Präsident Donald Trump reagiert mit Härte – er lässt Tausende Mitglieder der Nationalgarde aufmarschieren, gegen den erklärten Willen der kalifornischen Regierung. Die Maßnahme wirft Fragen auf: Welche Aufgaben haben ICE und die Nationalgarde? Wie weit reicht die Macht des Präsidenten? Und was bedeutet dieser Schritt für den inneren Zusammenhalt der Vereinigten Staaten?

Die Nationalgarde: Eine militärische Reserve mit doppelter Zuständigkeit

Die Nationalgarde der Vereinigten Staaten ist eine militärische Reserveorganisation, die sowohl den Bundesstaaten als auch der Bundesregierung unterstellt sein kann. Sie besteht aus zwei Komponenten: der Army National Guard (rund 325.000 Soldaten) und der Air National Guard (rund 105.000 Soldaten). In Friedenszeiten untersteht sie in der Regel dem jeweiligen Gouverneur eines Bundesstaats.
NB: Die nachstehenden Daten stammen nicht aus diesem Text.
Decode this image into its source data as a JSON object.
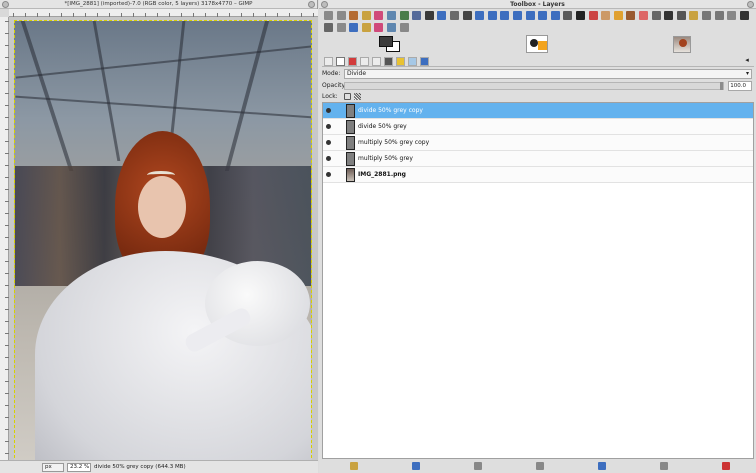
{
  "image_window": {
    "title": "*[IMG_2881] (imported)-7.0 (RGB color, 5 layers) 3178x4770 – GIMP",
    "unit": "px",
    "zoom": "23.2 %",
    "status": "divide 50% grey copy (644.3 MB)"
  },
  "toolbox": {
    "title": "Toolbox - Layers",
    "tool_icons": [
      "rect-select",
      "ellipse-select",
      "free-select",
      "fuzzy-select",
      "color-select",
      "scissors",
      "foreground-select",
      "paths",
      "color-picker",
      "zoom",
      "measure",
      "move",
      "align",
      "crop",
      "rotate",
      "scale",
      "shear",
      "perspective",
      "flip",
      "cage",
      "text",
      "bucket-fill",
      "gradient",
      "pencil",
      "paintbrush",
      "eraser",
      "airbrush",
      "ink",
      "clone",
      "heal",
      "perspective-clone",
      "blur",
      "smudge",
      "dodge-burn"
    ],
    "colors": {
      "foreground": "#3c3c3c",
      "background": "#ffffff",
      "accent_selected": "#63b2ee"
    }
  },
  "layers_panel": {
    "mode_label": "Mode:",
    "mode_value": "Divide",
    "opacity_label": "Opacity:",
    "opacity_value": "100.0",
    "opacity_fraction": 1.0,
    "lock_label": "Lock:",
    "layers": [
      {
        "name": "divide 50% grey copy",
        "selected": true,
        "visible": true,
        "thumb": "grey"
      },
      {
        "name": "divide 50% grey",
        "selected": false,
        "visible": true,
        "thumb": "grey"
      },
      {
        "name": "multiply 50% grey copy",
        "selected": false,
        "visible": true,
        "thumb": "grey"
      },
      {
        "name": "multiply 50% grey",
        "selected": false,
        "visible": true,
        "thumb": "grey"
      },
      {
        "name": "IMG_2881.png",
        "selected": false,
        "visible": true,
        "thumb": "image",
        "bold": true
      }
    ],
    "bottom_buttons": [
      "new-layer",
      "new-layer-group",
      "raise-layer",
      "lower-layer",
      "duplicate-layer",
      "anchor-layer",
      "delete-layer"
    ]
  }
}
Diese Landeskommandos setzen die Truppe bei Naturkatastrophen, inneren Unruhen oder Notfällen ein – etwa bei Waldbränden, Überschwemmungen oder gewaltsamen Protesten.

In nationalen Krisenfällen, Kriegen oder bei besonderen Bundesinteressen kann der US-Präsident das Kommando über die Nationalgarde übernehmen. Die rechtliche Grundlage dafür bietet unter anderem der sogenannte Title 10 des US-Rechtskodex. Ein solcher Fall ist derzeit eingetreten: Präsident Donald Trump hat, gegen den erklärten Willen von Kaliforniens Gouverneur Gavin Newsom, mehrere Tausend Nationalgardisten in den Bundesdienst gestellt und nach Los Angeles entsandt.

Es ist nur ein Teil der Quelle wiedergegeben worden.